The music isn’t programmed chronologically so the listener can listen consecutively to inspirations that range back and forth across the Hungarian composer’s life. Alla danza ungherese No. 2 is full of charm and terpsichorean vitality. The decades later All’antica was originally written for the baryton but its transfer to the cello is apposite and welcome. The central panel is an Aria con variazioni, which makes me wonder whether Farkas was patterning it after Respighi’s Adagio and variations, but it enshrines definably Debussian harmonies and elements that seem to echo Ravel’s Pavane pour une infante défunte. After the languor and elegant vitality of this, the doughtier Ballade, written the following year, in 1963, offers a somewhat different platform for Farkas’s gifts. Despite its name it evinces a turbulent profile – restless, almost defiant.

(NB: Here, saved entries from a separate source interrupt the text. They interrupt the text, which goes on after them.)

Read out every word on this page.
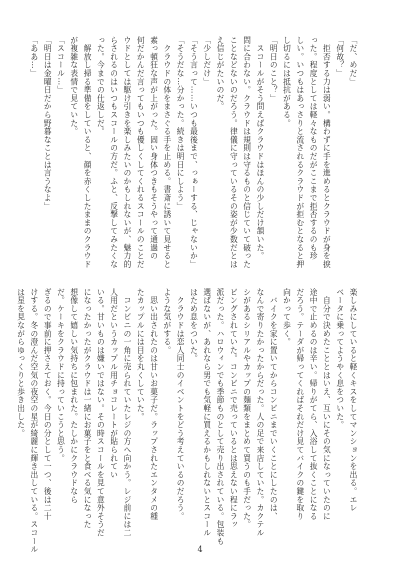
「だ、めだ」
「何故？」
　拒否する力は弱い。構わずに手を進めるとクラウドが身を捩
った。程度としては軽々なものだがここまで拒否するのも珍
しい。いつもはあっさりと流されるクラウドが拒むとなると押
し切るには抵抗がある。
「明日のこと？」
　スコールがそう問えばクラウドはほんの少しだけ頷いた。
問に合わない。クラウドは規則は守るものと信じていて破った
ことなどないのだろう。律儀に守っているその姿が少数だとは
え信じがたいのだ。
「少しだけ」
「そう言って……いつも最後まで、っぁーする、じゃないか」
「そうだな…分かった。続きは明日にしよう」
　クラウドの体をまさぐる手を止める。書斎に誘いて見せると
素っ頓狂な声が上がった。固い身体つきもそうやって通過の
何だかんだ言ってもいつも優しくしてくれるスコールのことだ
ウドとしては駆け引きを楽しみたいのかもしれないが、魅力的
らされるのはいつもスコールの方だ。ふと、反撃してみたくな
った。今までの仕返しだ。
　解放し掃る準備をしていると、顔を赤くしたままのクラウド
が複雑な表情で見ていた。
「スコール…」
「明日は金曜日だから野暮なことは言うなよ」
「ああ…」
楽しみにしていると軽くキスをしてマンションを出る。エレ
ベータに乗ってようやく息をついた。
　自分で決めたこととはいえ、互いにその気になっていたのに
途中で止めるのは辛い。帰りがてら、入浴して抜くことになる
だろう。テーダが帰ってくればそれだけ見てバイクの鍵を取り
向かって歩く。
　バイクを家に置いてからコンビニまでいくことにしたのは、
なんで寄りたかったからだった。人の足で来店していた。カクテル
シがあるシリアルやカップの麺類をまとめて買うのも手だった。
ビングされていた。コンビニで売っているとは思えない程にラッ
派だった。ハロウィンでも季節ものとして売り出されている。包装も
選ばないが、あれなら男でも気軽に買えるかもしれないとスコール
はため息をついた。
　クラウドは恋人同士のイベントをどう考えているのだろう。
ような気がする。
　思い出されたのは甘いお菓子だ。ラップされたエンタメの種
たカップルには目を丸くしていた。
　コンビニの一角に売られていたレジの方へ向かう。レジ前には二
人用だというカップル用チョコレートが貼られてい
いる。甘いものは嫌いではない。その時スコールを見て意外そうだ
になったかったがクラウドは一緒にお菓子をと食べる気になった
想像して嬉しい気持ちに包まれた。たしかにクラウドなら
だ。ケーキをクラウドに持っていこうと思う。
ぎるので事前に押さえておく。今日の分として一つ、後は二十
けする。冬の澄んだ空気の夜空の星が綺麗に輝き出している。スコール
は星を見ながらゆっくりと歩き出した。
4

The highlight of the 1955 Folksong Sonatina is the utterly delightful lyricism embedded in its central slow movement but a far greater challenge awaits the performer of the Sonata for solo cello of 1932. This was patterned after Kodály’s great work – written, indeed, as a kind of tribute to it. It’s nowhere near as expansive or indeed as virtuosic but Farkas is good at suggestive drone effects and repeated figures that generate apposite tension. But he is also effective at meditative elements, too, and at suggesting the angularity of folk themes. This is an effective work, and it’s beautifully performed here by Miklós Perényi in what is its premiere recording. The Ariso – like the Ballade – has been recorded before but everything else is new to disc (the song cycle being heard for the first time on disc in this version). Arioso was originally the slow movement of a now lost Viola Sonata and it is extremely romantic. The compact Quattro pezzi of 1965 shows his gift for lyric compression. Fruit Basket consists of twelve very brief settings of poems by Sándor Weöres. These warmly sympathetic pieces are full of deft colour and allusions, wittily compressed, languid and liquid – in the case of the water-allusive clarinet in the ninth poem. Mezzo Lúcia Megyesi Schwartz is no shrinking violet, her operatically-sized vocalism occasionally imperiling these brief settings.

But she is fully committed, as are all the musicians, Perényi most prominently and obviously. The recording quality is fine, and László Gombos’s booklet notes up to this label’s customarily high standard.